When the ministry of John the Baptist ended Jesus replaced him with four. Where is that fourfold growth today? Instead of one pastor being followed by four more it seems like at the end of each pastors ministry there are four less.
I assure you the work is not growing less. There is more work to do today than there was in the time of our grandparents. But the workers are growing fewer.
Jesus has a very simple solution to this problem, “pray the Lord of the harvest to send forth laborers into the harvest.”
We spend so much of our time praying for so many things that we think we need or want. When was the last time we prayed that the Lord would call men and women and mold them into faithful pastors and teachers? This is something that we really desperately need and which the Lord has instructed us to pray for. Pray that the Lord might send out workers into his harvest.
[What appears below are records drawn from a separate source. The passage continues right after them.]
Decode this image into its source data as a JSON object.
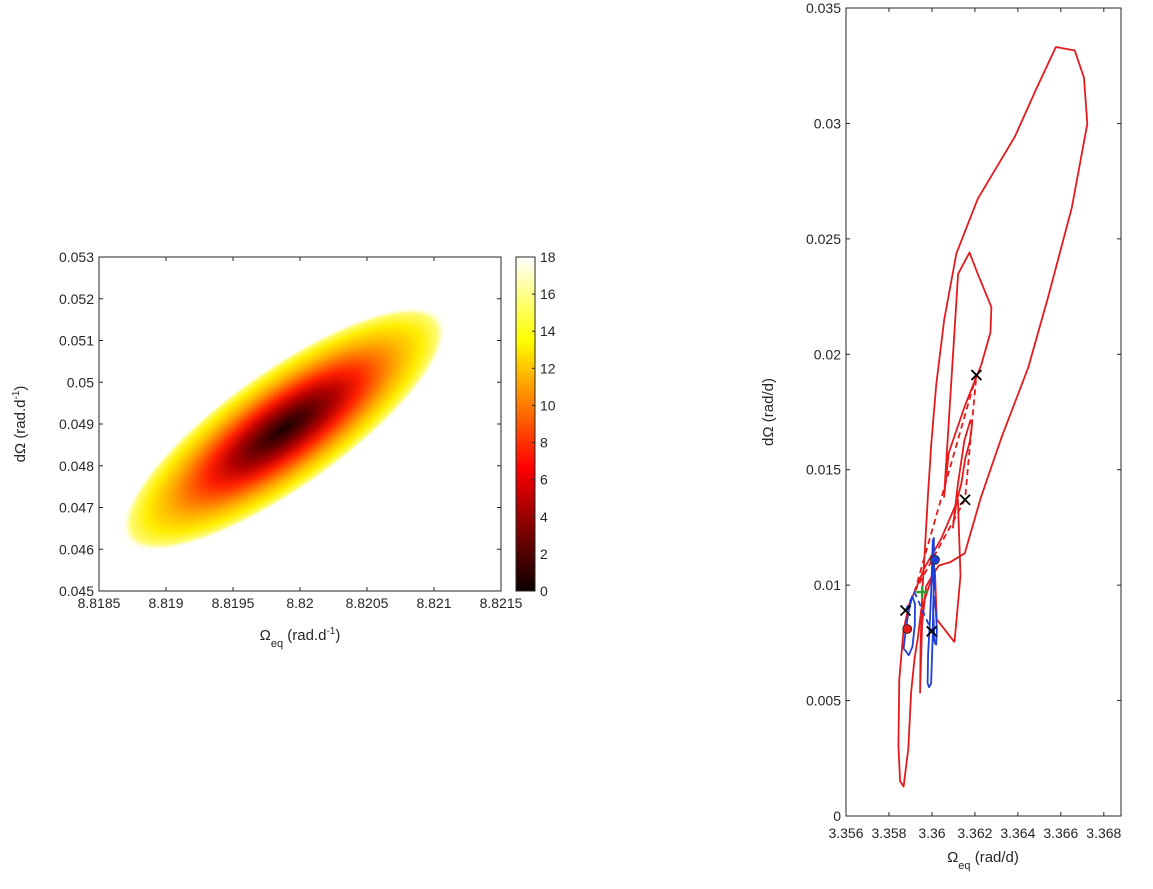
{
  "chart_data": [
    {
      "type": "heatmap",
      "xlabel": "Ω",
      "xlabel_sub": "eq",
      "xlabel_units_pre": " (rad.d",
      "xlabel_units_sup": "-1",
      "xlabel_units_post": ")",
      "ylabel": "dΩ (rad.d",
      "ylabel_sup": "-1",
      "ylabel_post": ")",
      "xlim": [
        8.8185,
        8.8215
      ],
      "ylim": [
        0.045,
        0.053
      ],
      "xticks": [
        8.8185,
        8.819,
        8.8195,
        8.82,
        8.8205,
        8.821,
        8.8215
      ],
      "xtick_labels": [
        "8.8185",
        "8.819",
        "8.8195",
        "8.82",
        "8.8205",
        "8.821",
        "8.8215"
      ],
      "yticks": [
        0.045,
        0.046,
        0.047,
        0.048,
        0.049,
        0.05,
        0.051,
        0.052,
        0.053
      ],
      "ytick_labels": [
        "0.045",
        "0.046",
        "0.047",
        "0.048",
        "0.049",
        "0.05",
        "0.051",
        "0.052",
        "0.053"
      ],
      "surface": {
        "center": [
          8.81988,
          0.04888
        ],
        "semi_major_axis": [
          0.0011,
          0.0025
        ],
        "semi_minor_axis": [
          -0.00034,
          0.00075
        ],
        "max_value": 18
      },
      "colorbar": {
        "colormap": "hot",
        "range": [
          0,
          18
        ],
        "ticks": [
          0,
          2,
          4,
          6,
          8,
          10,
          12,
          14,
          16,
          18
        ],
        "tick_labels": [
          "0",
          "2",
          "4",
          "6",
          "8",
          "10",
          "12",
          "14",
          "16",
          "18"
        ]
      }
    },
    {
      "type": "line",
      "xlabel": "Ω",
      "xlabel_sub": "eq",
      "xlabel_units": " (rad/d)",
      "ylabel": "dΩ (rad/d)",
      "xlim": [
        3.356,
        3.3688
      ],
      "ylim": [
        0,
        0.035
      ],
      "xticks": [
        3.356,
        3.358,
        3.36,
        3.362,
        3.364,
        3.366,
        3.368
      ],
      "xtick_labels": [
        "3.356",
        "3.358",
        "3.36",
        "3.362",
        "3.364",
        "3.366",
        "3.368"
      ],
      "yticks": [
        0,
        0.005,
        0.01,
        0.015,
        0.02,
        0.025,
        0.03,
        0.035
      ],
      "ytick_labels": [
        "0",
        "0.005",
        "0.01",
        "0.015",
        "0.02",
        "0.025",
        "0.03",
        "0.035"
      ],
      "series": [
        {
          "role": "contour",
          "color": "#e41a1c",
          "x": [
            3.36105,
            3.36022,
            3.36014,
            3.3595,
            3.35935,
            3.35919,
            3.35903,
            3.3589,
            3.35868,
            3.35852,
            3.35844,
            3.35848,
            3.35868,
            3.35894,
            3.35927,
            3.35964,
            3.36043,
            3.36121,
            3.36133,
            3.36105
          ],
          "y": [
            0.00753,
            0.00852,
            0.0107,
            0.00893,
            0.00776,
            0.00681,
            0.00534,
            0.00291,
            0.00128,
            0.00151,
            0.00305,
            0.00593,
            0.00808,
            0.00918,
            0.00988,
            0.01073,
            0.01201,
            0.0137,
            0.01041,
            0.00753
          ]
        },
        {
          "role": "contour",
          "color": "#e41a1c",
          "x": [
            3.35973,
            3.35997,
            3.36032,
            3.36084,
            3.36153,
            3.36228,
            3.36325,
            3.36448,
            3.36541,
            3.36651,
            3.36723,
            3.36708,
            3.36665,
            3.36577,
            3.36486,
            3.36386,
            3.36213,
            3.36114,
            3.36057,
            3.3602,
            3.35997,
            3.35981,
            3.35967,
            3.35956,
            3.35947,
            3.35945,
            3.35954,
            3.35973
          ],
          "y": [
            0.00994,
            0.01034,
            0.01085,
            0.01099,
            0.01138,
            0.0138,
            0.01643,
            0.01942,
            0.02249,
            0.02635,
            0.02998,
            0.03197,
            0.03316,
            0.03331,
            0.03151,
            0.02943,
            0.02673,
            0.02437,
            0.0215,
            0.01867,
            0.01613,
            0.01386,
            0.01147,
            0.00988,
            0.00755,
            0.00535,
            0.00831,
            0.00994
          ]
        },
        {
          "role": "contour",
          "color": "#e41a1c",
          "x": [
            3.36056,
            3.36078,
            3.36154,
            3.3623,
            3.36272,
            3.36277,
            3.36213,
            3.36175,
            3.36122,
            3.36056
          ],
          "y": [
            0.01379,
            0.01572,
            0.01778,
            0.01956,
            0.02094,
            0.02204,
            0.02349,
            0.02441,
            0.02348,
            0.01379
          ]
        },
        {
          "role": "contour",
          "color": "#e41a1c",
          "x": [
            3.36097,
            3.36114,
            3.36137,
            3.36155,
            3.36176,
            3.36186,
            3.36179,
            3.36151,
            3.36121,
            3.36097
          ],
          "y": [
            0.01246,
            0.01357,
            0.01442,
            0.01547,
            0.01622,
            0.01691,
            0.01714,
            0.01627,
            0.01438,
            0.01246
          ]
        },
        {
          "role": "contour",
          "color": "#1f3fd6",
          "x": [
            3.35868,
            3.35875,
            3.35889,
            3.35908,
            3.35921,
            3.3592,
            3.35909,
            3.35892,
            3.35878,
            3.35868
          ],
          "y": [
            0.00724,
            0.00782,
            0.00874,
            0.00952,
            0.00919,
            0.00826,
            0.00733,
            0.00696,
            0.00715,
            0.00724
          ]
        },
        {
          "role": "contour",
          "color": "#1f3fd6",
          "x": [
            3.3598,
            3.35982,
            3.35991,
            3.35998,
            3.36004,
            3.36009,
            3.36008,
            3.36003,
            3.35996,
            3.35987,
            3.3598
          ],
          "y": [
            0.00575,
            0.00701,
            0.00852,
            0.01012,
            0.01194,
            0.01204,
            0.00998,
            0.00764,
            0.00575,
            0.00558,
            0.00575
          ]
        },
        {
          "role": "contour",
          "color": "#1f3fd6",
          "x": [
            3.36012,
            3.36006,
            3.36009,
            3.36013,
            3.36019,
            3.36023,
            3.3602,
            3.36012
          ],
          "y": [
            0.00753,
            0.00896,
            0.00953,
            0.00931,
            0.00882,
            0.00803,
            0.00742,
            0.00753
          ]
        },
        {
          "role": "contour",
          "color": "#1f3fd6",
          "x": [
            3.36011,
            3.36006,
            3.36005,
            3.36008,
            3.36011,
            3.36011
          ],
          "y": [
            0.00976,
            0.01024,
            0.01082,
            0.01125,
            0.01066,
            0.00976
          ]
        },
        {
          "role": "connector",
          "color": "#e41a1c",
          "x": [
            3.35919,
            3.36154,
            3.36207
          ],
          "y": [
            0.0097,
            0.0137,
            0.0191
          ]
        },
        {
          "role": "connector",
          "color": "#e41a1c",
          "x": [
            3.35919,
            3.36207
          ],
          "y": [
            0.0097,
            0.0191
          ]
        },
        {
          "role": "connector",
          "color": "#1f3fd6",
          "x": [
            3.35877,
            3.35919,
            3.35999
          ],
          "y": [
            0.0089,
            0.0097,
            0.008
          ]
        }
      ],
      "markers": [
        {
          "symbol": "x",
          "color": "#000000",
          "x": 3.36207,
          "y": 0.0191
        },
        {
          "symbol": "x",
          "color": "#000000",
          "x": 3.36154,
          "y": 0.0137
        },
        {
          "symbol": "x",
          "color": "#000000",
          "x": 3.35877,
          "y": 0.0089
        },
        {
          "symbol": "x",
          "color": "#000000",
          "x": 3.35999,
          "y": 0.008
        },
        {
          "symbol": "circle",
          "color": "#1f3fd6",
          "x": 3.36014,
          "y": 0.0111
        },
        {
          "symbol": "circle",
          "color": "#e41a1c",
          "x": 3.35885,
          "y": 0.0081
        },
        {
          "symbol": "plus",
          "color": "#2ca02c",
          "x": 3.35955,
          "y": 0.0097
        }
      ]
    }
  ]
}
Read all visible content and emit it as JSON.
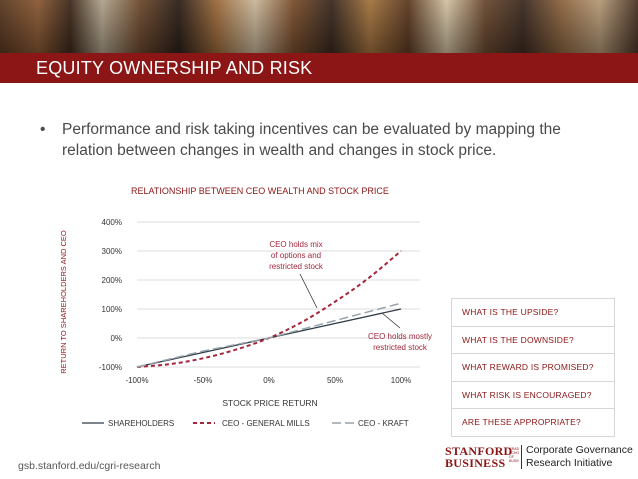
{
  "slide": {
    "title": "EQUITY OWNERSHIP AND RISK",
    "bullet_marker": "•",
    "bullet_text": "Performance and risk taking incentives can be evaluated by mapping the relation between changes in wealth and changes in stock price.",
    "url": "gsb.stanford.edu/cgri-research"
  },
  "logo": {
    "word1": "STANFORD",
    "word2": "BUSINESS",
    "small": "GRADUATE SCHOOL OF BUSINESS",
    "line1": "Corporate Governance",
    "line2": "Research Initiative"
  },
  "questions": [
    "WHAT IS THE UPSIDE?",
    "WHAT IS THE DOWNSIDE?",
    "WHAT REWARD IS PROMISED?",
    "WHAT RISK IS ENCOURAGED?",
    "ARE THESE APPROPRIATE?"
  ],
  "colors": {
    "accent": "#8c1515",
    "shareholders": "#2f3b48",
    "general_mills": "#a3283c",
    "kraft": "#9aa3aa",
    "grid": "#d0d0d0"
  },
  "chart_data": {
    "type": "line",
    "title": "RELATIONSHIP BETWEEN CEO WEALTH AND STOCK PRICE",
    "xlabel": "STOCK PRICE RETURN",
    "ylabel": "RETURN TO SHAREHOLDERS AND CEO",
    "xlim": [
      -100,
      100
    ],
    "ylim": [
      -100,
      400
    ],
    "x_ticks": [
      -100,
      -50,
      0,
      50,
      100
    ],
    "x_tick_labels": [
      "-100%",
      "-50%",
      "0%",
      "50%",
      "100%"
    ],
    "y_ticks": [
      -100,
      0,
      100,
      200,
      300,
      400
    ],
    "y_tick_labels": [
      "-100%",
      "0%",
      "100%",
      "200%",
      "300%",
      "400%"
    ],
    "series": [
      {
        "name": "SHAREHOLDERS",
        "style": "solid",
        "x": [
          -100,
          -50,
          0,
          50,
          100
        ],
        "y": [
          -100,
          -50,
          0,
          50,
          100
        ]
      },
      {
        "name": "CEO - GENERAL MILLS",
        "style": "dashed",
        "x": [
          -100,
          -75,
          -50,
          -25,
          0,
          25,
          50,
          75,
          100
        ],
        "y": [
          -100,
          -90,
          -70,
          -40,
          0,
          55,
          125,
          205,
          300
        ]
      },
      {
        "name": "CEO - KRAFT",
        "style": "longdash",
        "x": [
          -100,
          -50,
          0,
          50,
          100
        ],
        "y": [
          -100,
          -45,
          0,
          60,
          120
        ]
      }
    ],
    "annotations": [
      {
        "id": "gm",
        "text_lines": [
          "CEO holds mix",
          "of options and",
          "restricted stock"
        ],
        "points_to": [
          38,
          100
        ]
      },
      {
        "id": "kraft",
        "text_lines": [
          "CEO holds mostly",
          "restricted stock"
        ],
        "points_to": [
          88,
          88
        ]
      }
    ],
    "legend_position": "bottom"
  }
}
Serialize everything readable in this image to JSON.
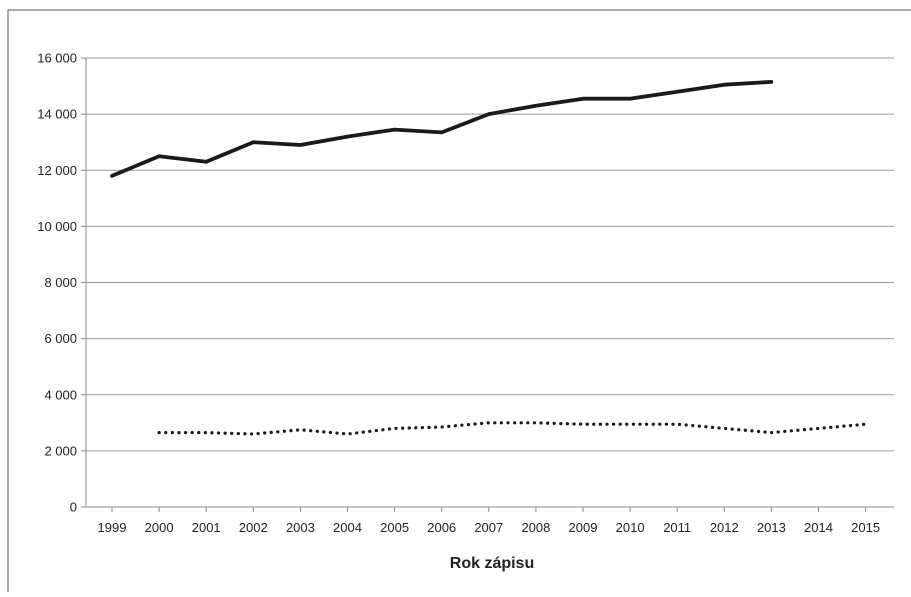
{
  "chart_data": {
    "type": "line",
    "title": "",
    "xlabel": "Rok zápisu",
    "ylabel": "",
    "x": [
      "1999",
      "2000",
      "2001",
      "2002",
      "2003",
      "2004",
      "2005",
      "2006",
      "2007",
      "2008",
      "2009",
      "2010",
      "2011",
      "2012",
      "2013",
      "2014",
      "2015"
    ],
    "y_ticks": [
      "0",
      "2 000",
      "4 000",
      "6 000",
      "8 000",
      "10 000",
      "12 000",
      "14 000",
      "16 000"
    ],
    "ylim": [
      0,
      16000
    ],
    "grid": "horizontal",
    "legend": "none",
    "series": [
      {
        "style": "solid",
        "color": "#1a1a1a",
        "values": [
          11800,
          12500,
          12300,
          13000,
          12900,
          13200,
          13450,
          13350,
          14000,
          14300,
          14550,
          14550,
          14800,
          15050,
          15150,
          null,
          null
        ]
      },
      {
        "style": "dotted",
        "color": "#1a1a1a",
        "values": [
          null,
          2650,
          2650,
          2600,
          2750,
          2600,
          2800,
          2850,
          3000,
          3000,
          2950,
          2950,
          2950,
          2800,
          2650,
          2800,
          2950
        ]
      }
    ]
  }
}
Jesus came to give us the greatest gift of all: the forgiveness of sins. This gift is distributed through the preaching of the gospel, and the preaching of the gospel is accomplished by men whom Christ calls into the ministry. Sinners whom Christ grabs and molds into what he needs for the work that he needs done. The work is not less today than it was 2,000 years ago, but faithful workers are becoming fewer. There is only one solution pray, pray the Lord of the harvest to call and mold more men into his service, so that where there was one there might be four more.
The Lord gave the word; Great was the company of those who proclaimed it:Psalm 68:11
8 Therefore He says: “When He ascended on high, He led captivity captive, And gave gifts to men.” . . . 11 And He Himself gave apostles, prophets, evangelists, and pastors and teachers, 12 for the equipping of the saints for the work of ministry, for the edifying of the body of Christ,Ephesians 4:8,11,12
Jesus does not find preachers but rather creates them. Since we are in desperate need of faithful preachers and since it is Christ alone who can give us what we need, we must pray to the Lord of the harvest to send out workers.